The City of Helsinki has launched a bold challenge to get rid of fossil fuels

A one-million-euro prize is awaiting the initiative with the potential to create new clean heating solutions


Despite having a population of just 5.4 million, Finland boasts 10 per cent of the world’s startup exits, with the Finnish capital Helsinki at the epicentre of these flourishing ecosystems.

There are 500 startups in Helsinki alone, in industries ranging from gaming to clean tech, fintech, ITC and food services, many of which have attracted substantial interest from foreign venture capitalists. In 2018, foreign investments in Finnish startups exceeded £200 million. 

Jan Vapaavuori
Jan Vapaavuori

So when Jan Vapaavuori became Helsinki’s first elected mayor in June 2017, it was natural for him to look to harness the city’s culture of innovation and technical expertise to position Helsinki as a global leader among cities in paving the way for a post-carbon economy.

The no-fossil fuel challenge

Like many cities, Helsinki’s current heating system is built around fossil fuels, and the severity of the northern climate means that heating makes up more than half of the city’s total carbon emissions.

In 2019, the Finnish government announced that coal would be prohibited as an energy source by 2029, adding urgency to Helsinki’s search for an alternative source of heat.
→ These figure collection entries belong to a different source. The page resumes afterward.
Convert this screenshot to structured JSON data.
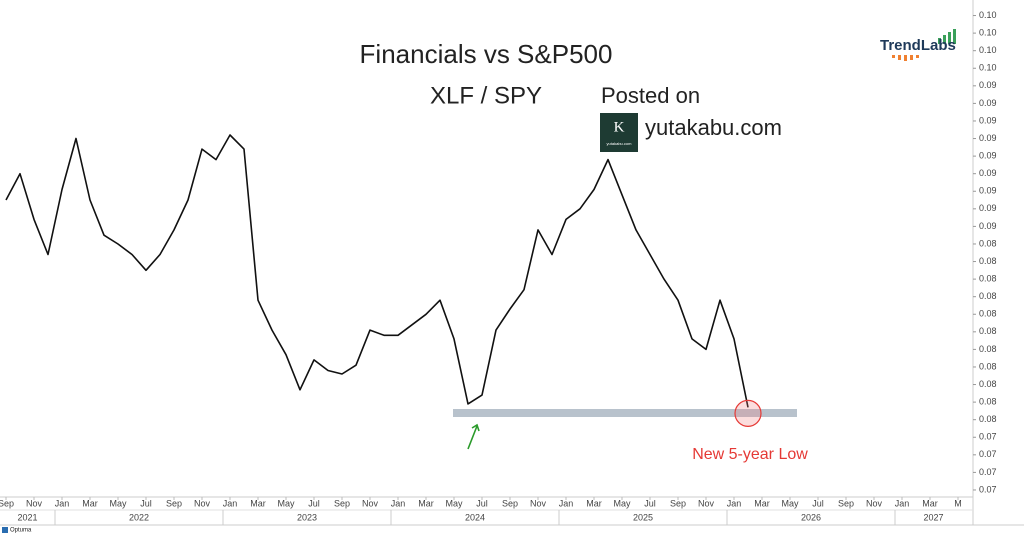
{
  "chart_data": {
    "type": "line",
    "title": "Financials vs S&P500",
    "subtitle": "XLF / SPY",
    "watermark": {
      "prefix": "Posted on",
      "site": "yutakabu.com",
      "logo_mark": "K",
      "logo_caption": "yutakabu.com"
    },
    "brand": "TrendLabs",
    "footer": "Optuma",
    "annotation": "New 5-year Low",
    "x": [
      "2021-09",
      "2021-10",
      "2021-11",
      "2021-12",
      "2022-01",
      "2022-02",
      "2022-03",
      "2022-04",
      "2022-05",
      "2022-06",
      "2022-07",
      "2022-08",
      "2022-09",
      "2022-10",
      "2022-11",
      "2022-12",
      "2023-01",
      "2023-02",
      "2023-03",
      "2023-04",
      "2023-05",
      "2023-06",
      "2023-07",
      "2023-08",
      "2023-09",
      "2023-10",
      "2023-11",
      "2023-12",
      "2024-01",
      "2024-02",
      "2024-03",
      "2024-04",
      "2024-05",
      "2024-06",
      "2024-07",
      "2024-08",
      "2024-09",
      "2024-10",
      "2024-11",
      "2024-12",
      "2025-01",
      "2025-02",
      "2025-03",
      "2025-04",
      "2025-05",
      "2025-06",
      "2025-07",
      "2025-08",
      "2025-09",
      "2025-10",
      "2025-11",
      "2025-12",
      "2026-01",
      "2026-02"
    ],
    "series": [
      {
        "name": "XLF / SPY",
        "color": "#111111",
        "values": [
          0.0875,
          0.089,
          0.0864,
          0.0844,
          0.0881,
          0.091,
          0.0875,
          0.0855,
          0.085,
          0.0844,
          0.0835,
          0.0844,
          0.0858,
          0.0875,
          0.0904,
          0.0898,
          0.0912,
          0.0904,
          0.0818,
          0.0801,
          0.0787,
          0.0767,
          0.0784,
          0.0778,
          0.0776,
          0.0781,
          0.0801,
          0.0798,
          0.0798,
          0.0804,
          0.081,
          0.0818,
          0.0796,
          0.0759,
          0.0764,
          0.0801,
          0.0813,
          0.0824,
          0.0858,
          0.0844,
          0.0864,
          0.087,
          0.0881,
          0.0898,
          0.0878,
          0.0858,
          0.0844,
          0.083,
          0.0818,
          0.0796,
          0.079,
          0.0818,
          0.0796,
          0.0757
        ]
      }
    ],
    "xlim": [
      "2021-09",
      "2027-06"
    ],
    "xticks": [
      {
        "value": "2021-09",
        "label": "Sep"
      },
      {
        "value": "2021-11",
        "label": "Nov"
      },
      {
        "value": "2022-01",
        "label": "Jan"
      },
      {
        "value": "2022-03",
        "label": "Mar"
      },
      {
        "value": "2022-05",
        "label": "May"
      },
      {
        "value": "2022-07",
        "label": "Jul"
      },
      {
        "value": "2022-09",
        "label": "Sep"
      },
      {
        "value": "2022-11",
        "label": "Nov"
      },
      {
        "value": "2023-01",
        "label": "Jan"
      },
      {
        "value": "2023-03",
        "label": "Mar"
      },
      {
        "value": "2023-05",
        "label": "May"
      },
      {
        "value": "2023-07",
        "label": "Jul"
      },
      {
        "value": "2023-09",
        "label": "Sep"
      },
      {
        "value": "2023-11",
        "label": "Nov"
      },
      {
        "value": "2024-01",
        "label": "Jan"
      },
      {
        "value": "2024-03",
        "label": "Mar"
      },
      {
        "value": "2024-05",
        "label": "May"
      },
      {
        "value": "2024-07",
        "label": "Jul"
      },
      {
        "value": "2024-09",
        "label": "Sep"
      },
      {
        "value": "2024-11",
        "label": "Nov"
      },
      {
        "value": "2025-01",
        "label": "Jan"
      },
      {
        "value": "2025-03",
        "label": "Mar"
      },
      {
        "value": "2025-05",
        "label": "May"
      },
      {
        "value": "2025-07",
        "label": "Jul"
      },
      {
        "value": "2025-09",
        "label": "Sep"
      },
      {
        "value": "2025-11",
        "label": "Nov"
      },
      {
        "value": "2026-01",
        "label": "Jan"
      },
      {
        "value": "2026-03",
        "label": "Mar"
      },
      {
        "value": "2026-05",
        "label": "May"
      },
      {
        "value": "2026-07",
        "label": "Jul"
      },
      {
        "value": "2026-09",
        "label": "Sep"
      },
      {
        "value": "2026-11",
        "label": "Nov"
      },
      {
        "value": "2027-01",
        "label": "Jan"
      },
      {
        "value": "2027-03",
        "label": "Mar"
      },
      {
        "value": "2027-05",
        "label": "M"
      }
    ],
    "years": [
      "2021",
      "2022",
      "2023",
      "2024",
      "2025",
      "2026",
      "2027"
    ],
    "ylim": [
      0.0706,
      0.0986
    ],
    "yticks": [
      {
        "value": 0.071,
        "label": "0.07"
      },
      {
        "value": 0.072,
        "label": "0.07"
      },
      {
        "value": 0.073,
        "label": "0.07"
      },
      {
        "value": 0.074,
        "label": "0.07"
      },
      {
        "value": 0.075,
        "label": "0.08"
      },
      {
        "value": 0.076,
        "label": "0.08"
      },
      {
        "value": 0.077,
        "label": "0.08"
      },
      {
        "value": 0.078,
        "label": "0.08"
      },
      {
        "value": 0.079,
        "label": "0.08"
      },
      {
        "value": 0.08,
        "label": "0.08"
      },
      {
        "value": 0.081,
        "label": "0.08"
      },
      {
        "value": 0.082,
        "label": "0.08"
      },
      {
        "value": 0.083,
        "label": "0.08"
      },
      {
        "value": 0.084,
        "label": "0.08"
      },
      {
        "value": 0.085,
        "label": "0.08"
      },
      {
        "value": 0.086,
        "label": "0.09"
      },
      {
        "value": 0.087,
        "label": "0.09"
      },
      {
        "value": 0.088,
        "label": "0.09"
      },
      {
        "value": 0.089,
        "label": "0.09"
      },
      {
        "value": 0.09,
        "label": "0.09"
      },
      {
        "value": 0.091,
        "label": "0.09"
      },
      {
        "value": 0.092,
        "label": "0.09"
      },
      {
        "value": 0.093,
        "label": "0.09"
      },
      {
        "value": 0.094,
        "label": "0.09"
      },
      {
        "value": 0.095,
        "label": "0.10"
      },
      {
        "value": 0.096,
        "label": "0.10"
      },
      {
        "value": 0.097,
        "label": "0.10"
      },
      {
        "value": 0.098,
        "label": "0.10"
      }
    ],
    "grid": false
  }
}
Transforming Jätkäsaari harbour
Transforming Jätkäsaari harbour

In fact, Helsinki had already made impressive progress with meeting global climate targets. In 2018, the city’s greenhouse emissions were 28 per cent lower than in 1990, despite a population increase of 150,000.

Carbon Neutral Action Plan 2035

In 2018, the City of Helsinki revised the city’s timeline for becoming carbon neutral from 2050 to 2035, and the Carbon Neutral Helsinki Action Plan, a comprehensive emission reduction strategy consisting of 147 different climate actions, was approved by Vapaavuori and the Helsinki City Council.

Three years on, Vapaavuori’s grand vision for the city has given rise to the Helsinki Energy Challenge, a groundbreaking competition which invites innovators from around the world to devise and submit ideas for decarbonising the city’s heating. With a one million euro prize for the winner, the initiative has the potential to create new clean heating solutions that can subsequently be applied in other global cities.

Helsinki archipelago in winter
Helsinki archipelago in winter

Helsinki Energy Challenge

The Challenge comes at a time when NGOs are calling for cities to take more action to reduce their impact on the environment, citing the many potential long-term benefits. 

The city has long championed public-private partnerships, enabling the cross-pollination of ideas from different industries, known as the “City as a testbed” policy.

“I think that Helsinki is the optimal city for different kinds of pilots because we’re both big enough to enable tests on a systemic level, but also small and functional enough to really make them happen,” he says. “We have decided to ask the rest of the world to help us find a way to replace coal by 2029, hopefully not using biomass or perhaps not even burning anything at all. 

Vapaavuori and the Challenge organisers are hoping that someone will emerge with a “big idea”, but they anticipate that cross-sector expertise will be needed to solve the urban heating problem. They are encouraging organisations from different spheres of science and technology to enter in collaboration.

“The optimal result would be that someone would solve the whole issue, but another option is that the competition will provide us with several smaller innovations which all could contribute to the issue,” says Vapaavuori. “It remains to be seen, and we are open-minded!”

Helsinki’s targets are ambitious, but Vapaavuori remains bullish that the city can both achieve its goals, and lead the way for the rest of the globe, in taking a more proactive approach towards becoming carbon neutral in a sustainable fashion.

“The Finnish and Helsinki way is that if we promise something, we do it,” he says. “It should not be good enough to have a system which is not sustainable in the long term.”

Subimission requirements and deadlines

Submission deadline is September 30, 2020. 

Submissions will be evaluated against seven criteria ranging from climate and natural resources impact to cost, implementation schedule, feasibility, reliability and capacity, in order to whittle down the initial entries to a shortlist of three to 15 teams. These finalists will be invited to a bootcamp in Helsinki, before the eventual winner will be selected by an international jury in February 2021.